198 volunteers from neighborhoods all over Towson helped to clean up 4,300 pounds of trash from tributaries of the Herring Run stream in March and April. Green Towson Alliance organized the cleanups as part of Project Clean Stream for the Alliance for the Chesapeake Bay.

Neighbors know first-hand about the trash they see in their neighborhood streams, and many of them volunteered to help clean it up. Some of the trash is accidentally or purposely thrown into stream beds, but much of it is washed from roads or sidewalks into streams during a heavy rain. If it’s not taken out, the trash will make its way down our rivers to the Chesapeake Bay.
Several terrific crews of Towson University students, who were taking part in University’s The Big Event, were bussed by the University to several clean-up sites.

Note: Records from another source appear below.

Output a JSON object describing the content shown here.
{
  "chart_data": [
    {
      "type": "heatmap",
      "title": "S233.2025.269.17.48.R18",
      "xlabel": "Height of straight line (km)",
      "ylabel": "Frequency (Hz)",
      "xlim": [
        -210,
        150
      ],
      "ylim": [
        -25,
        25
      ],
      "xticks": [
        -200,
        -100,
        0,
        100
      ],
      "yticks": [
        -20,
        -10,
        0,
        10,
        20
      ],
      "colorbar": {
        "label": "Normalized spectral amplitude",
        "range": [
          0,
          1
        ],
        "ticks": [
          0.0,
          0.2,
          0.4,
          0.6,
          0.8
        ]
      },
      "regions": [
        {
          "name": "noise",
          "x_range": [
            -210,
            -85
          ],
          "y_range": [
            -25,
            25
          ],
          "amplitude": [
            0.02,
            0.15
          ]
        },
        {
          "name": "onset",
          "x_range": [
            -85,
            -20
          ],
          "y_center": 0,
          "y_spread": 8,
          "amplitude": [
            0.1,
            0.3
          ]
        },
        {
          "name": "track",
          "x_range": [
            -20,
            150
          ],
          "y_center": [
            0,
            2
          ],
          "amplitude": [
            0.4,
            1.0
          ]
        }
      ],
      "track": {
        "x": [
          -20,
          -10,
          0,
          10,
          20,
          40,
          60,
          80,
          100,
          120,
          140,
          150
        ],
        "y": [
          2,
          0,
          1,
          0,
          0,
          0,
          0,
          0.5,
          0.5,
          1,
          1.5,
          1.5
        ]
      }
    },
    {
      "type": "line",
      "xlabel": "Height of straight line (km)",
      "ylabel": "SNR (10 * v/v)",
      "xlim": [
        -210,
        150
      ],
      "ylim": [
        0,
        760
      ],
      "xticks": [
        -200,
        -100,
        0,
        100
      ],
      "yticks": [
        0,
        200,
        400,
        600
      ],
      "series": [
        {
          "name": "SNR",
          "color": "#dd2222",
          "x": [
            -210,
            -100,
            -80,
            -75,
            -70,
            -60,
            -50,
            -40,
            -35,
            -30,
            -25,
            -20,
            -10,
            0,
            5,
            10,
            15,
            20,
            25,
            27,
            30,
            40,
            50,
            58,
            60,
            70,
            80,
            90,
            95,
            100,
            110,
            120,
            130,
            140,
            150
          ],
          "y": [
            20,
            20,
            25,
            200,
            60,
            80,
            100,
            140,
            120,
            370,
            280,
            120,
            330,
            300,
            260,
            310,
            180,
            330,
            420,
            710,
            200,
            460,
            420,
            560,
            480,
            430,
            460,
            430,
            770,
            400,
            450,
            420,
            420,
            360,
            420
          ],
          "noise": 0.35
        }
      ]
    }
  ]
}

In Radebaugh Park, the students cleaned out trash from the stream and then helped neighbors chop out a wall of invasive ivy from their alley.

In Wiltondale, volunteers picked up trash, and pulled out lots of invasive garlic mustard from the banks surrounding the Herring Run stream.



In Knollwood as part of a two-day cleanup of the stream in the proposed Six Bridge Trail project, volunteers worked through a downpour, and some of them wore waders so they could clean the stream completely. Items pulled out of the stream included pipes, wood, and grocery carts.

In all, Green Towson Alliance organized twelve stream clean-ups in March and April. Over the past six years, stream cleanups organized by the Green Towson Alliance have removed more than 17 tons of trash from tributaries of the Herring Run.